Jokowi harus meninggalkan legacy, maka dari itu masyarakat harus disehatkan
dengan ekonomi, dipintarkan dengan pendidikan, sehingga pada tahun 2024
masyarakat telah dapat berdaulat secara politik.
Penutup
Karena pemilu di Indonesia tidak mengenal daring, melalui internet apalagi
melaui media pos, maka prinsip campaign distancing meski diterapkan secara tegas.
Segala macam yang dapat membawa atau berpindahnya virus, harus dicegah sedini
mungkin.
Tata caranya harus disosialisasikan kepada seluruh peserta dan
penyelenggara pemilu serta masyarakat pemilih Pemilu adalah pestanya demokrasi, pasti mengundang banyak elemen yang memancing berkumpulnya banyak orang, tidak hanya pada hari pemungutan suara tahun 2024 nantinya, tetapi dari sekarang juga, baik dari calon sementara, penetapan calon, sampai pada masa kampanye. Maka menjaga jarak dan mencegah kontaminasi objek oleh orang yang terinfeksi, sanitasi tangan, pemakaian masker, harus menjadi bagian penting dari tata cara selama pemilu berlangsung, dan harus dijadikan materi yang wajib dipedomani stakeholder pemilu. Jika tidak, sudah barang tentu rakyat kembali yang akan menjadi korban.
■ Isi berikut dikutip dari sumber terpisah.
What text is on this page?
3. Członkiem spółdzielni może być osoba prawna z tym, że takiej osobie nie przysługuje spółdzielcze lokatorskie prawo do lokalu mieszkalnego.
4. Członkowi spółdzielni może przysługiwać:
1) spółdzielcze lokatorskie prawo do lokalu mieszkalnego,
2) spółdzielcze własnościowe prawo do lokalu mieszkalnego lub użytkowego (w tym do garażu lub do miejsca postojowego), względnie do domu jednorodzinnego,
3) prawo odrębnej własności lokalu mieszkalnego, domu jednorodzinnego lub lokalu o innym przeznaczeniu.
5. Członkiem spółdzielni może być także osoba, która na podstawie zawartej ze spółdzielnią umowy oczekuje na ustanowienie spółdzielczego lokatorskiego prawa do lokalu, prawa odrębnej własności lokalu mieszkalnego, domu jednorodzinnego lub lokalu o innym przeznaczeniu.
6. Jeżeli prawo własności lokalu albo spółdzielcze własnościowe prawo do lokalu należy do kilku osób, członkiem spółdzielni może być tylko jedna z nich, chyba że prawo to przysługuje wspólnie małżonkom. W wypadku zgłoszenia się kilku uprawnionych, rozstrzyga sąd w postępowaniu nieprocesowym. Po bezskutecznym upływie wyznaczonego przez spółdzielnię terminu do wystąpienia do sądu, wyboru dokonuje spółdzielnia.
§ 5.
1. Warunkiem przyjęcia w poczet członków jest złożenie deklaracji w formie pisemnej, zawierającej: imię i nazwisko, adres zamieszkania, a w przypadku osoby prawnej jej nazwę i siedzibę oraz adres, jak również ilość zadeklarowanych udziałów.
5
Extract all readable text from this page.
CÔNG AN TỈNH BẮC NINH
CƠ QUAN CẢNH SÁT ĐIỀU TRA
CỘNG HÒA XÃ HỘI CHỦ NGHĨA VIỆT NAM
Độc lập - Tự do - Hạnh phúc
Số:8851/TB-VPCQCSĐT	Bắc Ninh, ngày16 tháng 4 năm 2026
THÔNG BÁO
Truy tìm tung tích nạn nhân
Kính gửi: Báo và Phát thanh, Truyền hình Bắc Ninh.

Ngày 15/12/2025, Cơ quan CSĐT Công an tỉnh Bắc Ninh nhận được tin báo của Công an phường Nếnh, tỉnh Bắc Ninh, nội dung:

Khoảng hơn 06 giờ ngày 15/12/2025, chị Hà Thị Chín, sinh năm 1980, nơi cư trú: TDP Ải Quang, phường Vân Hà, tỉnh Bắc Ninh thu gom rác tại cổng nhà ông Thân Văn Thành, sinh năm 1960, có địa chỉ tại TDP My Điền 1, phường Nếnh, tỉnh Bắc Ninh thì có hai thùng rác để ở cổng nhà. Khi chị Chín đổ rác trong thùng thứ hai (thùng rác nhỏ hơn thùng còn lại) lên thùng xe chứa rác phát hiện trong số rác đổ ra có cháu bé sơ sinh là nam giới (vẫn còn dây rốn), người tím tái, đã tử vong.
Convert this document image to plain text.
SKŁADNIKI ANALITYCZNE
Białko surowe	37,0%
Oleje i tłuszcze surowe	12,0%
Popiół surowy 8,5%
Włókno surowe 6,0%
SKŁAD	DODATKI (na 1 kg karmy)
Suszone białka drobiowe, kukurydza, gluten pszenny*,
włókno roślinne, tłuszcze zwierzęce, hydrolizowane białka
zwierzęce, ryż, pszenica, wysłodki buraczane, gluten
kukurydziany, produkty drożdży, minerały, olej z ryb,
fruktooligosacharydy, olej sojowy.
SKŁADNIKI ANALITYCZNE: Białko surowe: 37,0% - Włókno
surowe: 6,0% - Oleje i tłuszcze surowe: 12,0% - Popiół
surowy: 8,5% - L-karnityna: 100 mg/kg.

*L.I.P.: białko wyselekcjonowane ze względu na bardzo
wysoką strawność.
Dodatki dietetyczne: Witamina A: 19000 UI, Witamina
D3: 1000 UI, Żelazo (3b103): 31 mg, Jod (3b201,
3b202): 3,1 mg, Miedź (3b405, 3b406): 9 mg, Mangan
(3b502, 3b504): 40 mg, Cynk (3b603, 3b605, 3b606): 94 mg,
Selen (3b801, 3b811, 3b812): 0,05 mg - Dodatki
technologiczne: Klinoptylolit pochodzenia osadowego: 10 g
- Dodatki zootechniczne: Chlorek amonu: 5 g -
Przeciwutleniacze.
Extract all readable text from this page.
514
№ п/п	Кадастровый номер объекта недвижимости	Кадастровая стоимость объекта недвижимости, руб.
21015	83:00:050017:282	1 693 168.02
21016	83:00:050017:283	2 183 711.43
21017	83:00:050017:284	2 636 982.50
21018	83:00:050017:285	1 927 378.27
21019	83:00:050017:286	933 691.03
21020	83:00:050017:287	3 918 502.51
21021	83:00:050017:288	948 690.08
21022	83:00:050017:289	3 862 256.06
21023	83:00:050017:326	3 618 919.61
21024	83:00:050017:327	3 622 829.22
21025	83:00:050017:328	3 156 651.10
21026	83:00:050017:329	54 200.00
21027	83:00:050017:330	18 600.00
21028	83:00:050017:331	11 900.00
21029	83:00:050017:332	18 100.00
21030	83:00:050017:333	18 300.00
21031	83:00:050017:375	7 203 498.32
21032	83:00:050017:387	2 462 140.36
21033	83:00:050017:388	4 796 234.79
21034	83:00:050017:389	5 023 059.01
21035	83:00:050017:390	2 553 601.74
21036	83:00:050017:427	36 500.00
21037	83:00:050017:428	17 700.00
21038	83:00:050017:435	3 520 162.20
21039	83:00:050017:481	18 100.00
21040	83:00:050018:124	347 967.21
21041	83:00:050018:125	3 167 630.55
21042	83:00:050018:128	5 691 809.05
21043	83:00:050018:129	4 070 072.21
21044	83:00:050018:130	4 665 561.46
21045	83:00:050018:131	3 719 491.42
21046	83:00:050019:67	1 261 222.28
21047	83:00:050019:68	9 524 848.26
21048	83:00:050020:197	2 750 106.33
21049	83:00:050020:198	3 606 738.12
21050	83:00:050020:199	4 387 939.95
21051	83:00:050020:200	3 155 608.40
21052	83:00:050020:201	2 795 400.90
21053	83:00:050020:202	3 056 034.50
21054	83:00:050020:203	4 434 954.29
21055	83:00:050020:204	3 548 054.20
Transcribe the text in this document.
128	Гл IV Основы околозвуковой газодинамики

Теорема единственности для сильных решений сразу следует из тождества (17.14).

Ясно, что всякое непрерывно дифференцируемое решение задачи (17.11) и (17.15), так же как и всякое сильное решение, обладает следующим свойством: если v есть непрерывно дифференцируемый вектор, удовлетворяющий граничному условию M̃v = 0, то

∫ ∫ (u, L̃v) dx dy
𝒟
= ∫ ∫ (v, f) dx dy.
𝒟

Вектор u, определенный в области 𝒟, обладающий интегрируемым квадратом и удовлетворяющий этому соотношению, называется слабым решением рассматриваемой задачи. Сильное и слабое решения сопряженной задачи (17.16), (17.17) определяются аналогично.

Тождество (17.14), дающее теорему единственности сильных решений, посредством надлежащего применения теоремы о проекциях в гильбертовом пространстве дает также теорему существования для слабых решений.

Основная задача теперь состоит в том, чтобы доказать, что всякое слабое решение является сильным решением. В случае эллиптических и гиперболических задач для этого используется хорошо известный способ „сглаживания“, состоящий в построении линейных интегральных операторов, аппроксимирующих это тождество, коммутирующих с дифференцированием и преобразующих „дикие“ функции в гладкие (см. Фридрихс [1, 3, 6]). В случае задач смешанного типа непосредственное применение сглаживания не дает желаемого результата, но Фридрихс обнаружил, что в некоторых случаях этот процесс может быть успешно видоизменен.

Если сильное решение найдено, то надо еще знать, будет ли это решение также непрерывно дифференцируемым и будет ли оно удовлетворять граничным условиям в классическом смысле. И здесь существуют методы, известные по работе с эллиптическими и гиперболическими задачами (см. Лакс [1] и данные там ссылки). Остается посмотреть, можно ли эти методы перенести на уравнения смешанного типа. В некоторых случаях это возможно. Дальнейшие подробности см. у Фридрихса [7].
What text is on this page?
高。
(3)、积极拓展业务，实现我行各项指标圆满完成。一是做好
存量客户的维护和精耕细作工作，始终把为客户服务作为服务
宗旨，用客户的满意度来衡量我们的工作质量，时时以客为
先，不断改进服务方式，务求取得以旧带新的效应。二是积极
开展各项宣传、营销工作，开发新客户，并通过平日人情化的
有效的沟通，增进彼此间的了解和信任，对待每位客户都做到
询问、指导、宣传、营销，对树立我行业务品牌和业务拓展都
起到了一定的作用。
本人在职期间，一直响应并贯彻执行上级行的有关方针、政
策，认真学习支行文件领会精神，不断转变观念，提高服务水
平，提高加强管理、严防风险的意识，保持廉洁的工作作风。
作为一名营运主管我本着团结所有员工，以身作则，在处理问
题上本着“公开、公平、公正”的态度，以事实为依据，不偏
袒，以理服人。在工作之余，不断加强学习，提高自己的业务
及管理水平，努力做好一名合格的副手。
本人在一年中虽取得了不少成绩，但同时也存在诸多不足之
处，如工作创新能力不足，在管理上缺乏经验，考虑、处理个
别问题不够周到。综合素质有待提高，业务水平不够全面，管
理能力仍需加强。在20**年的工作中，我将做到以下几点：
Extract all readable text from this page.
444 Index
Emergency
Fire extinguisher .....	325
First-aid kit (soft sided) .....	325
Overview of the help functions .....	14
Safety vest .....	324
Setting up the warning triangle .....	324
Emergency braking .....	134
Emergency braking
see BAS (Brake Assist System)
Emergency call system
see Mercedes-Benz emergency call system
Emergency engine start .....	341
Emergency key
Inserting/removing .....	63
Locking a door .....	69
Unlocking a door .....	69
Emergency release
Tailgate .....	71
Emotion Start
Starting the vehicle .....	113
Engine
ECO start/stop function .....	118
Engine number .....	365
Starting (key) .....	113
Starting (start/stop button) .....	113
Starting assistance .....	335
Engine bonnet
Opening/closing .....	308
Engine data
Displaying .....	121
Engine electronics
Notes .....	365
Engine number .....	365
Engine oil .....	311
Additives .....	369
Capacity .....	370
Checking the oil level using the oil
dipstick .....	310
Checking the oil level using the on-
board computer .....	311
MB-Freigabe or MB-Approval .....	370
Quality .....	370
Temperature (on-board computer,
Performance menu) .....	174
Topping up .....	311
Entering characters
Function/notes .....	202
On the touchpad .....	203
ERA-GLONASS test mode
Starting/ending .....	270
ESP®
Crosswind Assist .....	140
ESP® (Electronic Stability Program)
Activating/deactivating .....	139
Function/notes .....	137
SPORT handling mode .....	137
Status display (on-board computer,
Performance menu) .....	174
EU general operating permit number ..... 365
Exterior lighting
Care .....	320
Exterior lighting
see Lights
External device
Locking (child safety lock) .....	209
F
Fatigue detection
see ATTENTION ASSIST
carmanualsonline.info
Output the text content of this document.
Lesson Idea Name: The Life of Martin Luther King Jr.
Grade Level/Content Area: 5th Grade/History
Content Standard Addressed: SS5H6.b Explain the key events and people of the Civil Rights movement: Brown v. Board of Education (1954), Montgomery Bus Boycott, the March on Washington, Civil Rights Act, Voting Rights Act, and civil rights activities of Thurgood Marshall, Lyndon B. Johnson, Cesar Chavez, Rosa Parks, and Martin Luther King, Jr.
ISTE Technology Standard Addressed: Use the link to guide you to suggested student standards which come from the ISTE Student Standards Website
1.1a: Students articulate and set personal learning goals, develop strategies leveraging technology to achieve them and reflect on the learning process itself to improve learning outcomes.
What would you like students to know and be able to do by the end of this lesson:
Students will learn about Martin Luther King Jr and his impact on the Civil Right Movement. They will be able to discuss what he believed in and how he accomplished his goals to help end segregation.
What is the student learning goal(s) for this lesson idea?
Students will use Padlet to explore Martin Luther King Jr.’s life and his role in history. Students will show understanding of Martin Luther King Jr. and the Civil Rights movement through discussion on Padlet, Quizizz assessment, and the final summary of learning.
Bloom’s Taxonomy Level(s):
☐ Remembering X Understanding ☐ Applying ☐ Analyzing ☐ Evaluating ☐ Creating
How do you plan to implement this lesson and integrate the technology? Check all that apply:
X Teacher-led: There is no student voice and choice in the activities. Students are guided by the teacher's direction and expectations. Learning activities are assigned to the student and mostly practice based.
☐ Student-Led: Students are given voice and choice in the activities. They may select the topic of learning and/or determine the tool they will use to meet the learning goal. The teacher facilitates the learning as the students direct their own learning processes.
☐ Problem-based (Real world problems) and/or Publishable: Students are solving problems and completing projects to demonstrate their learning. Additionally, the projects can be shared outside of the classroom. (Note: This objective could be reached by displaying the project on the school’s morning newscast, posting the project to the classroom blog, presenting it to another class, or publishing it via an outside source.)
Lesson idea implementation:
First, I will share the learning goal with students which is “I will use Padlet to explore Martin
Memang, penyelenggaraan pemilu di masa covid-19 agak berat ketimbang
dimasa sebelum atau normalnya, namun inilah pilihan terbaik dalam berkonstitusi dan
bernegara. Sehingga pada akhirnya rakyat menuntut pemangku kepentingan harus
berkomitmen untuk mengikuti proses pemilu dengan kompetisi yang sehat, agar
demokrasi kuat dalam menghadapi pandemi global.